Osiągi są więcej niż wystarczające. Nie mieliśmy możliwości zmierzyć prędkości maksymalnej ani przyspieszenia, jednak uwierzcie nam: są więcej niż wystarczające. Chyba, że często jeździcie po niemieckich autostradach z prędkościami bliskimi 250km/h. Wtedy pozostaje Wam wybór benzyniaka. W pozostałych przypadkach i tak zostawicie w tyle większość „hothatchy". Niecałe 7s do setki i wspaniała elastyczność sprawią, że zapomnicie o problemach z wyprzedzaniem tirów. Dodatkowo stały napęd na cztery koła powoduje, że przyczepność jest… zawsze i wszędzie. Na mokrej czy zapiaszczonej nawierzchni odjazd jest tak samo sprawny, tylko bardziej efektowny.
W tym miejscu chcieliśmy podziękować inżynierom BMW, że wpadli na genialny pomysł dołożenia do dużego diesla z turbiną jeszcze jednej turbiny. To w jaki sposób silnik rozwija moc jest zjawiskowe. Co prawda nie udało się zupełnie zlikwidować turbodziury - przy wysokich prędkościach, gdy mocno wciśniemy pedał gazu mija mała chwilka zanim turbina się rozkręci, jednak nie ma to żadnego wpływu na bezpieczeństwo jazdy.

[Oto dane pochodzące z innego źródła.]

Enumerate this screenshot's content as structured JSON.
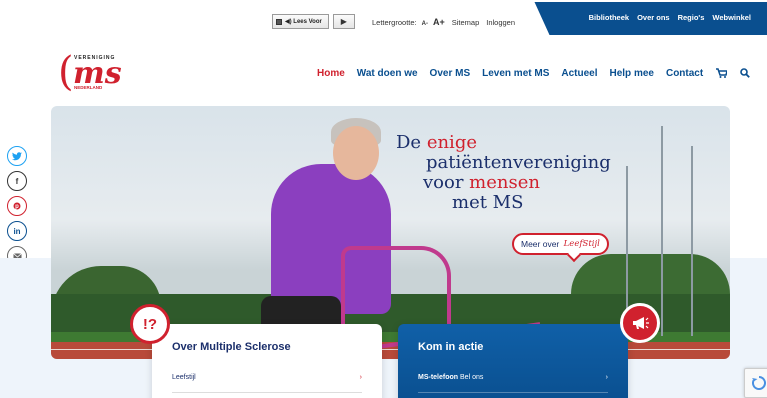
{
  "topbar": {
    "readspeaker_label": "◀) Lees Voor",
    "play_symbol": "▶",
    "fontsize_label": "Lettergrootte:",
    "fontsize_small": "A-",
    "fontsize_large": "A+",
    "sitemap": "Sitemap",
    "login": "Inloggen"
  },
  "secondary_nav": [
    "Bibliotheek",
    "Over ons",
    "Regio's",
    "Webwinkel"
  ],
  "logo": {
    "top_text": "VERENIGING",
    "main": "ms",
    "bottom_text": "NEDERLAND"
  },
  "main_nav": {
    "items": [
      "Home",
      "Wat doen we",
      "Over MS",
      "Leven met MS",
      "Actueel",
      "Help mee",
      "Contact"
    ],
    "active": "Home",
    "cart_icon": "cart-icon",
    "search_icon": "search-icon"
  },
  "social": [
    {
      "name": "twitter-icon",
      "glyph": "🐦"
    },
    {
      "name": "facebook-icon",
      "glyph": "f"
    },
    {
      "name": "pinterest-icon",
      "glyph": "℗"
    },
    {
      "name": "linkedin-icon",
      "glyph": "in"
    },
    {
      "name": "email-icon",
      "glyph": "✉"
    }
  ],
  "hero": {
    "headline_1a": "De ",
    "headline_1b": "enige",
    "headline_2": "patiëntenvereniging",
    "headline_3a": "voor ",
    "headline_3b": "mensen",
    "headline_4": "met MS",
    "cta_prefix": "Meer over",
    "cta_highlight": "LeefStijl"
  },
  "cards": [
    {
      "title": "Over Multiple Sclerose",
      "row_label": "Leefstijl",
      "row_label_bold": "",
      "chevron": "›",
      "badge": "!?"
    },
    {
      "title": "Kom in actie",
      "row_label": "Bel ons",
      "row_label_bold": "MS-telefoon",
      "chevron": "›",
      "badge": "📣"
    }
  ],
  "colors": {
    "brand_red": "#d0212e",
    "brand_blue": "#0a4f8f",
    "navy_text": "#1b2f6b"
  }
}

Przy naprawdę wysokich prędkościach słychać głównie szum powietrza i toczących się opon. Teraz przestaję żałować, że nie dysponujemy dużym V8. Cisza, spokój, a obrotomierz pokazuje 3000 obrotów. Możemy część naszej uwagi poświęcić na słuchanie muzyki. Brzmienie sprzętu? Nie audiofilskie, ale bardziej niż przyzwoite. 16 głośników potrafi delikatnie pieścić uszy jazzem, lub potarmosić fryzurę rockiem. Jeśli ktoś ma większe wymagania co do sfery dźwiękowej, może zainwestować w system Hi -End Individual za jedyne 10.000zł. Zapewne każdy audiofil się obruszy, że za taką kwotę nie można zbudować systemu hi-end, jednak nic nie przeszkodzi BMW żeby go tak nazywać.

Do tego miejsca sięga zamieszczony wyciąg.